3. Wills — Subscribing Witnesses — Signature — In Each Other's Presence — Statutes — Testator's Presence — Acknowledgment of Signature — Request of Testator.
It is not necessary to the valid execution of a will that the witnesses thereto subscribe their names in the presence of each other, Rev., sec. 3113, or that after the will had been drawn to the satisfaction of the testator and signed by him a witness had been sent for, and at the request of another, in his presence of the testator and with his concurrence, subscribed his name as such witness, after the acknowledgment of the testator, express or implied, from the circumstances, that the signature to the will was his own.
4. Wills — Subscribing Witnesses — Testator's Presence.
A subscribing witness to a will is in the presence of the testator, within the intent and meaning of the statute, when he signs his name thereto where the testator could have seen him do so under such circumstances as would prevent the substitution of another and spurious paper for the genuine one; and it is not required that the witness should have subscribed his name in the same room with the testator if the latter could see him at the time.
5. Wills — Subscribing Witnesses — Execution of Wills — Evidence.

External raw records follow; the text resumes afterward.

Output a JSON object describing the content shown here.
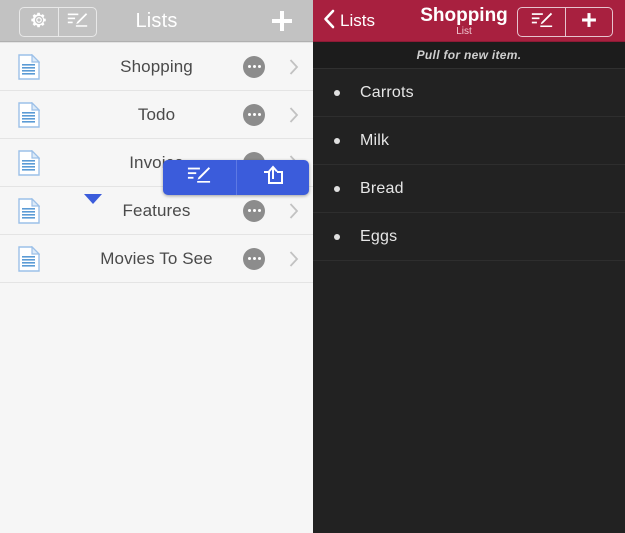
{
  "left": {
    "nav": {
      "title": "Lists",
      "settings_icon": "gear-icon",
      "compose_icon": "compose-list-icon",
      "add_icon": "plus-icon",
      "background_color": "#c2c2c2"
    },
    "rows": [
      {
        "label": "Shopping",
        "icon": "document-icon",
        "more_icon": "ellipsis-icon",
        "chevron_icon": "chevron-right-icon"
      },
      {
        "label": "Todo",
        "icon": "document-icon",
        "more_icon": "ellipsis-icon",
        "chevron_icon": "chevron-right-icon"
      },
      {
        "label": "Invoice",
        "icon": "document-icon",
        "more_icon": "ellipsis-icon",
        "chevron_icon": "chevron-right-icon"
      },
      {
        "label": "Features",
        "icon": "document-icon",
        "more_icon": "ellipsis-icon",
        "chevron_icon": "chevron-right-icon"
      },
      {
        "label": "Movies To See",
        "icon": "document-icon",
        "more_icon": "ellipsis-icon",
        "chevron_icon": "chevron-right-icon"
      }
    ],
    "popup": {
      "edit_icon": "edit-list-icon",
      "share_icon": "share-icon",
      "color": "#3b5cdb"
    }
  },
  "right": {
    "nav": {
      "back_label": "Lists",
      "back_icon": "chevron-left-icon",
      "title": "Shopping",
      "subtitle": "List",
      "compose_icon": "compose-list-icon",
      "add_icon": "plus-icon",
      "background_color": "#a8203f"
    },
    "pull_hint": "Pull for new item.",
    "items": [
      {
        "label": "Carrots",
        "bullet": "bullet-icon"
      },
      {
        "label": "Milk",
        "bullet": "bullet-icon"
      },
      {
        "label": "Bread",
        "bullet": "bullet-icon"
      },
      {
        "label": "Eggs",
        "bullet": "bullet-icon"
      }
    ],
    "background_color": "#222222"
  }
}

The testimony of the subscribing witnesses to a will to the contrary does not preclude the propounders from showing by other evidence that the will was, in fact, valid and executed according to law, and where the testimony of the two subscribing witnesses is conflicting, as to whether one of them had signed in the testator's presence, it is for the jury to determine the fact under the evidence.
6. Wills — Form Sufficient — Separate Writings.
Two writings were offered for probate in common form, appearing to be memoranda of gifts to certain persons of specified personal property and an interest in a certain mine owned by the testator, and containing a disposition of the property remaining after the "foregoing bequests": Held, sufficient in form to pass the property as a valid will, where it is shown that the requirements of the statute as to the signature of the testator and the subscribing witnesses, etc., have been properly followed, and the two instruments have been properly identified and linked together as parts of the same instrument.
ACTION of devisavit vel non, tried before Justice, J., and a jury, at February Term, 1919, of BUNCOMBE.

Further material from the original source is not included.